Thanet Council banned such operations from the port, but three companies contested this ban, claiming damages of £1.5m, as the ban coincided with the Muslim festival of Eid, when many Muslims buy live lambs for sacrifice. The companies won their case, with the judge saying the ban “had breached a fundamental element of the rules governing free trade in the EU” (that free movement of goods principle). Thanet Council had to pay damages to the companies.
The doughty MS Joline, a flat-bottomed tanker, actually unsuitable for rough Channel waves, was then moved to Dover, where it was still in operation in 2019, when a report states there are two routes of live animal export from UK to the Continent: either the 20 hour journey, including the Channel crossing on the MS Joline from Dover; or the 90 hours via Scotland and Ireland, then cross-Channel to Cherbourg.
Under DEFRA guidance of the 2007 UK laws that followed the 2005 EU regulations, authorisation for local journeys of up to 65km was obtainable by farmers, while Journeys of up to eight hours required more specific conditions of the type of vehicle, the certification of the driver, and contingency plans for emergencies.

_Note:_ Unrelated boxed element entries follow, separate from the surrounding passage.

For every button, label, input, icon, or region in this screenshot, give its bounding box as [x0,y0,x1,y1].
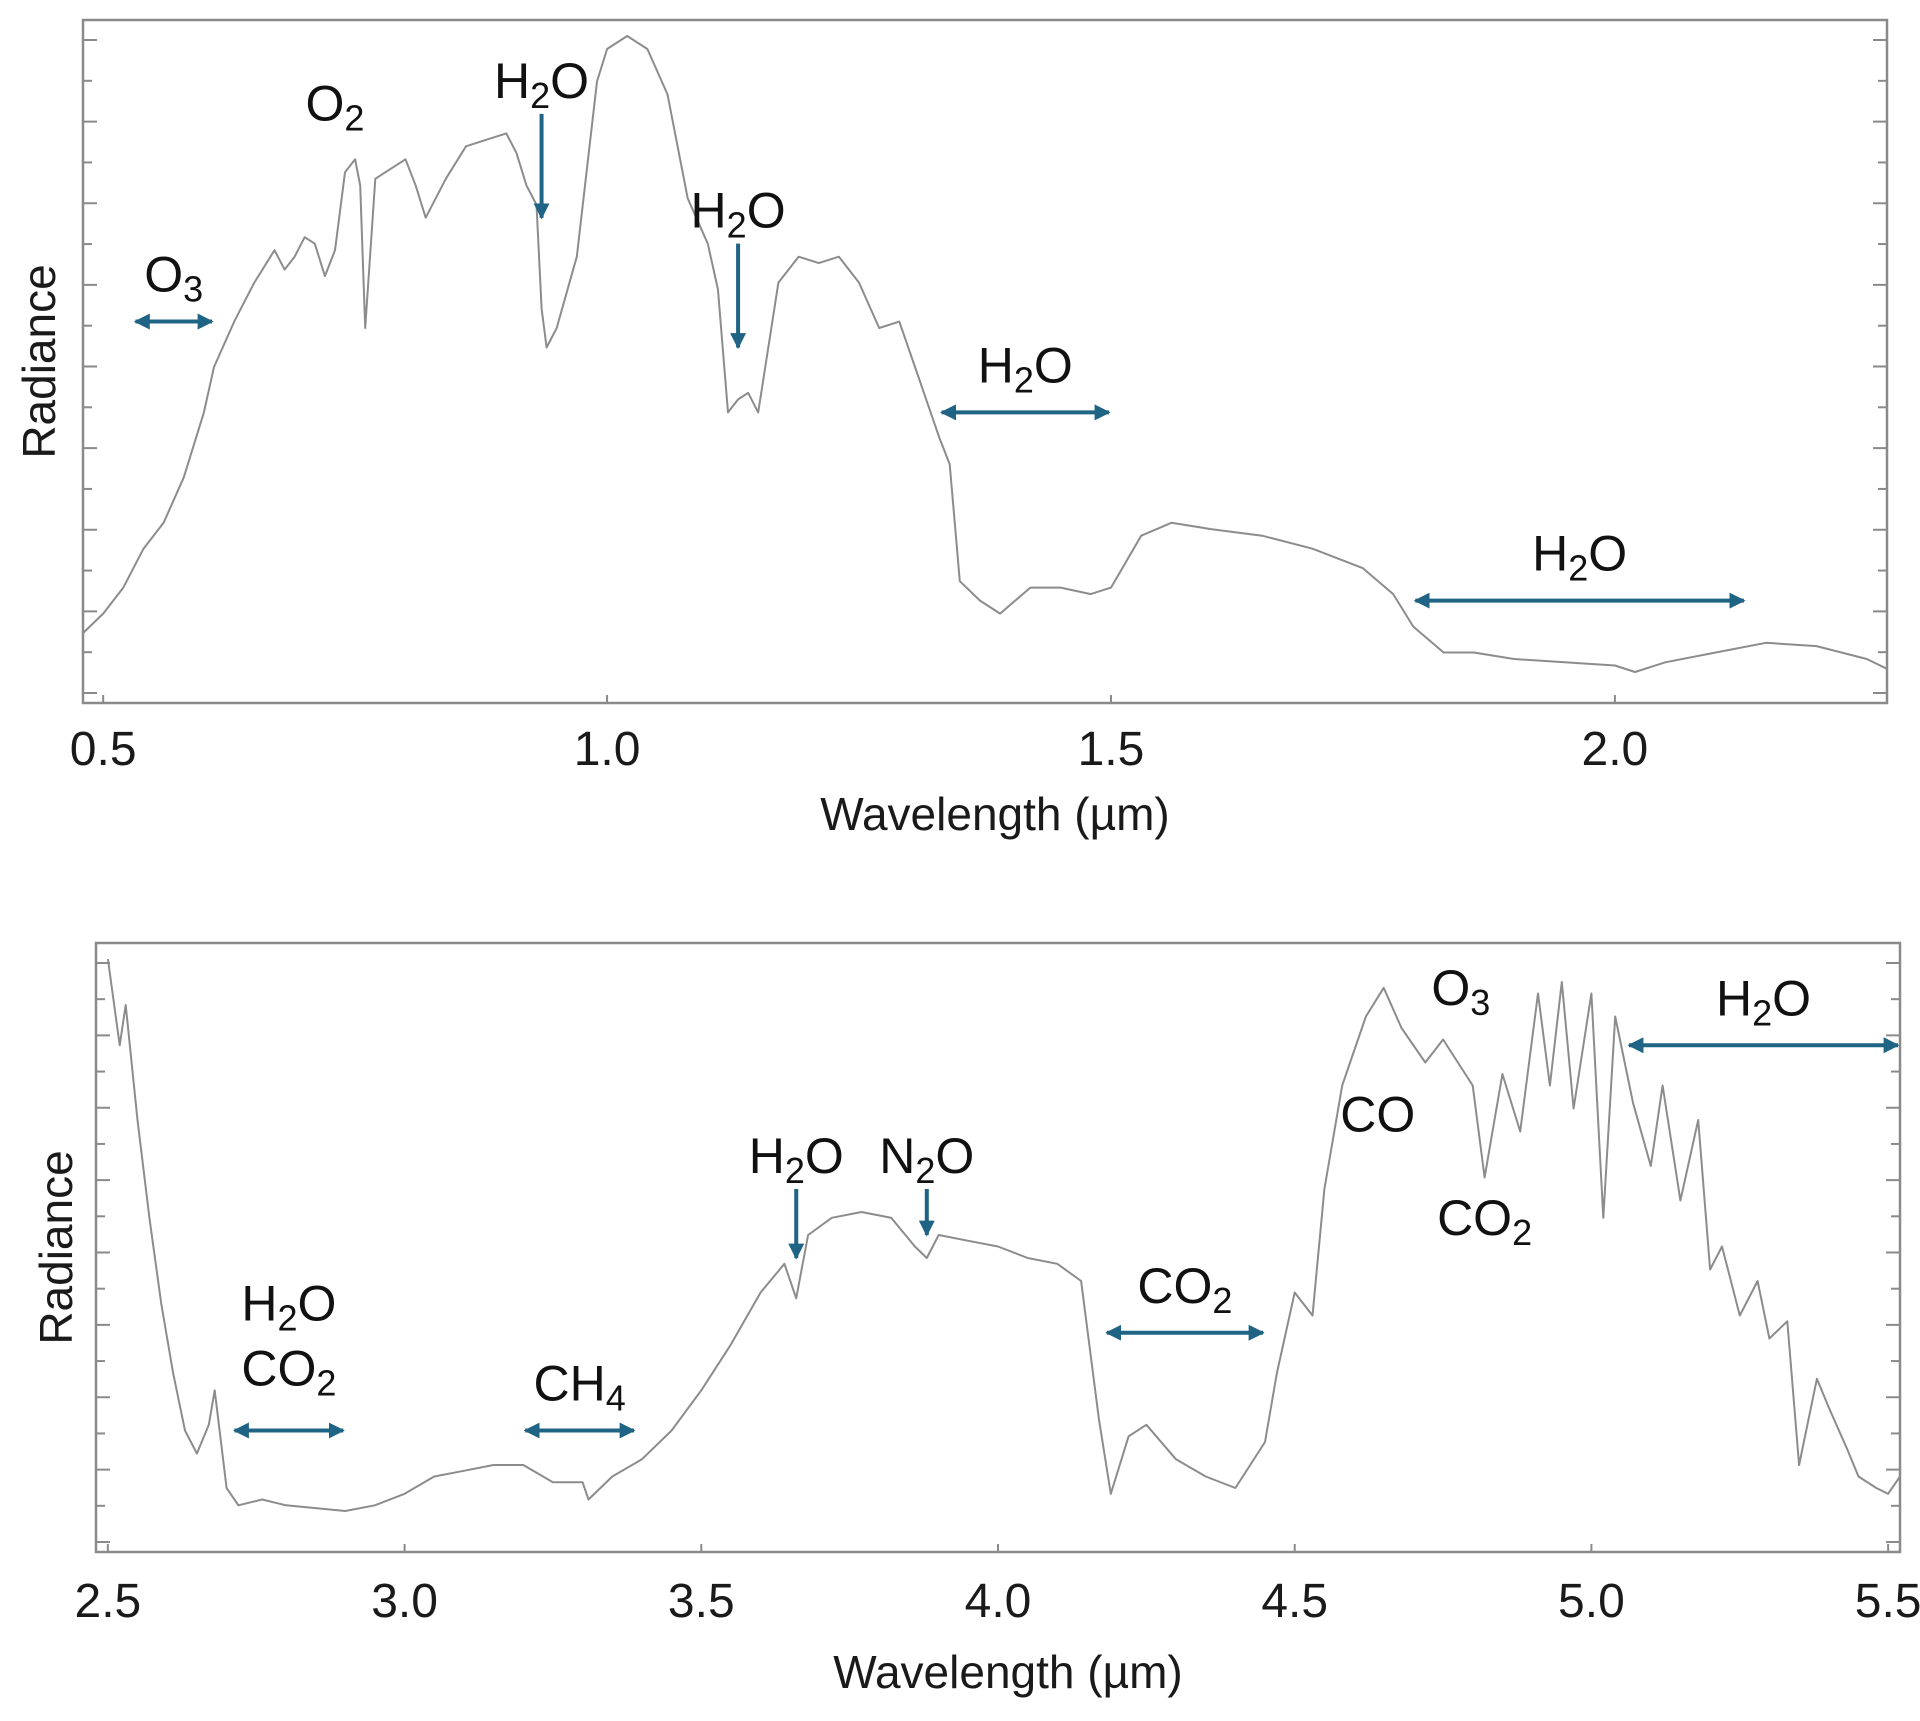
annotation-o3: O3 [1431,960,1490,1023]
annotation-label-rest: O [1034,337,1073,393]
annotation-label-sub: 2 [277,1298,297,1339]
annotation-label-sub: 2 [1752,992,1772,1033]
annotation-label: CO2 [1137,1258,1232,1321]
annotation-label: H2O [978,337,1073,400]
annotation-label-base: H [978,337,1014,393]
annotation-o3: O3 [133,247,214,330]
annotation-label-sub: 2 [915,1150,935,1191]
x-tick-label: 2.5 [75,1575,142,1628]
annotation-h2o: H2O [749,1128,844,1260]
annotation-label-base: H [241,1276,277,1332]
annotation-label: H2O [241,1276,336,1339]
annotation-h2o: H2O [940,337,1111,421]
annotation-label-line2-sub: 2 [316,1363,336,1404]
x-axis-title: Wavelength (µm) [820,788,1169,840]
annotation-label: CO2 [1437,1190,1532,1253]
x-tick-label: 4.0 [965,1575,1032,1628]
annotation-label-sub: 2 [785,1150,805,1191]
annotation-label-base: CO [1340,1087,1415,1143]
annotation-label-base: H [494,53,530,109]
annotation-h2o: H2O [1413,526,1746,609]
x-tick-label: 3.5 [668,1575,735,1628]
annotation-label-base: H [1716,970,1752,1026]
annotation-label-sub: 4 [606,1378,626,1419]
annotation-label: CO [1340,1087,1415,1143]
annotation-label-rest: O [297,1276,336,1332]
x-tick-label: 4.5 [1261,1575,1328,1628]
annotation-label: H2O [1532,526,1627,589]
annotation-label: CH4 [534,1356,626,1419]
annotation-label-sub: 2 [530,75,550,116]
panel-2: 2.5 3.0 3.5 4.0 4.5 5.0 5.5 Wavelength (µm) Radi… [30,941,1920,1698]
x-axis-title: Wavelength (µm) [833,1646,1182,1698]
annotation-label-line2: CO2 [241,1341,336,1404]
spectrum-line-1 [106,958,1901,1512]
annotation-label: H2O [749,1128,844,1191]
x-tick-label: 3.0 [371,1575,438,1628]
annotation-label-rest: O [1588,526,1627,582]
annotation-label-sub: 2 [1212,1280,1232,1321]
annotation-label-base: N [879,1128,915,1184]
x-tick-label: 0.5 [70,723,137,776]
annotation-label-base: CO [1137,1258,1212,1314]
annotation-label-sub: 2 [344,97,364,138]
x-tick-label: 5.0 [1558,1575,1625,1628]
annotation-label: H2O [1716,970,1811,1033]
annotation-co: CO [1340,1087,1415,1143]
annotation-label: N2O [879,1128,974,1191]
y-axis-title: Radiance [30,1150,82,1344]
annotation-label-sub: 2 [1568,548,1588,589]
annotation-h2o: H2O [1627,970,1900,1054]
annotation-label-rest: O [747,183,786,239]
annotation-label: H2O [494,53,589,116]
annotation-label-rest: O [805,1128,844,1184]
annotation-label-base: O [305,75,344,131]
annotation-label-sub: 2 [1014,359,1034,400]
annotation-label-sub: 3 [183,269,203,310]
annotation-label-base: O [1431,960,1470,1016]
annotation-co2: CO2 [1105,1258,1265,1341]
annotation-label-rest: O [550,53,589,109]
annotation-label-sub: 3 [1470,982,1490,1023]
annotation-label-base: H [691,183,727,239]
annotation-o2: O2 [305,75,364,138]
annotation-n2o: N2O [879,1128,974,1237]
annotation-label-base: O [144,247,183,303]
annotation-label: O3 [144,247,203,310]
annotation-label-base: H [749,1128,785,1184]
annotation-label-base: CO [1437,1190,1512,1246]
x-tick-label: 1.5 [1078,723,1145,776]
annotation-label-sub: 2 [1512,1212,1532,1253]
annotation-h2o: H2O [691,183,786,350]
spectrum-line-1 [82,35,1888,673]
annotation-co2: CO2 [1437,1190,1532,1253]
x-tick-label: 5.5 [1855,1575,1920,1628]
x-tick-label: 2.0 [1582,723,1649,776]
annotation-label-base: H [1532,526,1568,582]
annotation-label: H2O [691,183,786,246]
annotation-ch4: CH4 [523,1356,636,1439]
annotation-h2o: H2O [494,53,589,220]
x-tick-label: 1.0 [574,723,641,776]
annotation-label-rest: O [935,1128,974,1184]
annotation-label-sub: 2 [727,205,747,246]
y-axis-title: Radiance [13,264,65,458]
annotation-label: O2 [305,75,364,138]
annotation-label: O3 [1431,960,1490,1023]
plot-frame [81,18,1889,705]
annotation-label-rest: O [1772,970,1811,1026]
annotation-label-line2-base: CO [241,1341,316,1397]
annotation-label-base: CH [534,1356,606,1412]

I know how I feel after an eight hour flight packed in “cattle” class seating. Lambs are even more tightly packed in a vehicle and given just 20 x 0.30 sq. m. each, though the regulations are specific about enough ventilation and watering times. The eight hour period includes time spent waiting to board the Ro-Ro ferry, but not watering time.
Can we rely on the UK government to upgrade laws about live animal transport? In a 2017 House of Commons debate about whether to incorporate EU Treaty clause 13 into UK law, the motion was defeated on the grounds that free movement of goods was more important than animal welfare.


The farmers’ lobby is powerful. Lamb exports are 90,000 tonnes, so it is hard to discern how much of that is live, panting in overcrowded vehicles or falling on top of each other on the MS Joline on the choppy Channel waves.
The February 2021 “lamb kill” of 766,000 was down by 8% on the previous year. Lamb consumption is reducing in the UK, both because of the rise in the number of vegetarians and vegans and because of evidence that this is the red meat that most harms the heart; a finding that is hard for those addicted to the British Sunday roast!
If you are still a red meat eater, the best you can do is read the supermarket labels. Try to buy either packets with the Red Tractor label or with prominent labels about organic or grass-fed, as at least those will not have been reared in the most intensive conditions.
To avoid the cruelties of live animal transport, buy local, such as shown this list of Kent meat suppliers.
Meanwhile, unless live animal exports are banned completely, some of us want to know exactly what are the contingency plans in Kent for animals stuck for hours in Channel-bound traffic?
Newsflash: during the days when the huge ship Ever Given was jammed in the Suez recently, 136,000 live animals, exported from the EU (Romania), were stuck in the ships that were waiting.